Fondato a Racalmuto nel 1980

Racalmuto, quel sepolcro dimenticato

Si trova in un angolo della chiesa del Carmelo. Era la sepoltura del priore che fece costruire nel ‘500 il convento dei carmelitani.

Entrando nella chiesa del Carmelo non si può fare a meno di sfiorare con lo sguardo il sarcofago di granito dove è sepolto Girolamo II Del Carretto, signore della terra di Racalmuto, assassinato nel 1622. Questo sarcofago, a quanto pare, fu trasferito dalla chiesa di San Francesco per volere della povera vedova Beatrice di Ventimiglia. Ma non siamo qui oggi per riecheggiare antiche vicende e misteri legati a questa sepoltura e alle mille storie ad essa legate.

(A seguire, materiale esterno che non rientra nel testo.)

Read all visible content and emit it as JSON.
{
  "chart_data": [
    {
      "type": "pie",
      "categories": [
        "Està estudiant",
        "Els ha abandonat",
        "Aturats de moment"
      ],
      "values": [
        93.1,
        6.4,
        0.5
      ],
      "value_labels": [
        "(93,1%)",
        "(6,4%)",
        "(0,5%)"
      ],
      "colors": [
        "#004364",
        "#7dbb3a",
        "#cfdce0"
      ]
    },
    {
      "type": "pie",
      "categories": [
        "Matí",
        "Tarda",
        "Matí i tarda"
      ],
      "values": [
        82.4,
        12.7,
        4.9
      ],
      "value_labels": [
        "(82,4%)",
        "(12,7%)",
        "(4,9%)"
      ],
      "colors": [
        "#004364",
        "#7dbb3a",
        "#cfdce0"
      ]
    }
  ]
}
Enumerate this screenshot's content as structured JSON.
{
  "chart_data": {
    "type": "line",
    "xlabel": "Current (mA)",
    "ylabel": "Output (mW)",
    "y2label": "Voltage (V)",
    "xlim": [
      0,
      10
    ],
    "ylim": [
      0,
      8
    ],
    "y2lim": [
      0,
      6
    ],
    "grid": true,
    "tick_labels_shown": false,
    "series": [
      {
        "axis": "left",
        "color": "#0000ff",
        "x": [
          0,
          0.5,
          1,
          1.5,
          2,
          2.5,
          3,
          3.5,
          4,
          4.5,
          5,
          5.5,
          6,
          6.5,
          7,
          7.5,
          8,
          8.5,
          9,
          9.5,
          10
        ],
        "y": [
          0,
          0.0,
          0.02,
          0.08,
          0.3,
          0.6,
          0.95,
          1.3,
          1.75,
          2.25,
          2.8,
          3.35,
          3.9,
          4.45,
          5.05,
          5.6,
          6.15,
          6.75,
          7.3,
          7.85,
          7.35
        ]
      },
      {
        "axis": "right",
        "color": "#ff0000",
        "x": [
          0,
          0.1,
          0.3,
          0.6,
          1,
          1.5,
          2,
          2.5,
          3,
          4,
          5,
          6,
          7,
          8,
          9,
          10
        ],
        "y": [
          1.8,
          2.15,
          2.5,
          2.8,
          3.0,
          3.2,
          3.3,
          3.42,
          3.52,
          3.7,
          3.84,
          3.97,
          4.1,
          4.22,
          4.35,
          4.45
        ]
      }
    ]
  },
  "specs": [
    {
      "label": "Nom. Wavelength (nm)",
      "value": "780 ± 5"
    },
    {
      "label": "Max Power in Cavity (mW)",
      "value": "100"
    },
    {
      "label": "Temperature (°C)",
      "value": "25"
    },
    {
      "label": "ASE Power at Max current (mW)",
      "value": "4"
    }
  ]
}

C’è un’altra sepoltura assai importante, in questo luogo. Così come ce n’erano in tutte le chiese del paese. Una sepoltura quasi dimenticata. Laggiù, a destra dell’altare centrale, ai piedi della grande pala di Pietro D’Asaro dedicata al Crocifisso con i suoi santi Ausiliatori, si trova a terra l’iscrizione sepolcrale di un personaggio importante per la storia locale. La lapide è un po’ danneggiata per i tanti traslochi avvenuti nel corso dei decenni. Sotto questa lastra di marmo riposavano le ossa di Padre Paolo Fanara, priore per 46 anni. Un frate racalmutese, come ci ricorda lo storico Calogero Taverna, molto attivo anche nel sociale. Fu lui a chiedere l’autorizzazione a realizzare una “fera franca“, una fiera – ne resistono ancora tante in tutta la Sicilia – da svolgersi la terza domenica di luglio in occasione della festa dedicata alla Madonna del Carmine.

Durante il suo priorato, tra il 1575 e il 1621, fece ampliare la chiesa, ma soprattutto fece edificare il convento dei carmelitani. Era un “convento nobile e antico”, scrivono gli storici, dove vivevano una decina di frati. La preziosa lastra di marmo seicentesca andrebbe valorizzata e protetta, commentava in questi giorni Carmelo Mulè, promotore diversi anni fa della sezione dell’Archeoclub di Racalmuto, l’assessore comunale che nell’82 fece ristampare le “Memorie e Tradizioni” di Tinebra Martorana. Ci vorrebbe qualcosa, dunque, che delimiti questo spazio per proteggere quel che resta di questo sepolcro dove ancora si riescono a decifrare le parole in latino tradotte per noi da Raimondo La Valle e Maria Paola La Vecchia:

Paolo Fanara innalzò questa Chiesa, la rese grande, la adornò di Immagini Sacre, e curò, da cima a fondo ogni cosa con grande perizia, l’edificazione di questo coperchio funebre. Visse 71 anni ed è stato posto nell’anno proprio di salvezza 1621 per dignità sua nell’anno 46mo del suo priorato. Si è addormentato nel Signore.

Un’attrazione in più per i tanti pellegrini della Magna Via Francigena che passano da Racalmuto e spesso alla ricerca di piccole storie come quella di Fra Paolo o dello stesso Del Carretto. Così come sarebbe importante raccontare – tanto per restare in questa chiesa e secondo quanto ci diceva il professor Giuseppe Nalbone, autore tra l’altro di un importante libro sulla storia dei luoghi sacri del paese – che qui si conservava (o si conserva?) la Reliquia della Santa Croce donata nel 1929 dallo zio gesuita, il P. Francesco Di Paola Nalbone, il “papa nero”, uomo di punta nelle sfere ecclesiastiche italiane e non solo.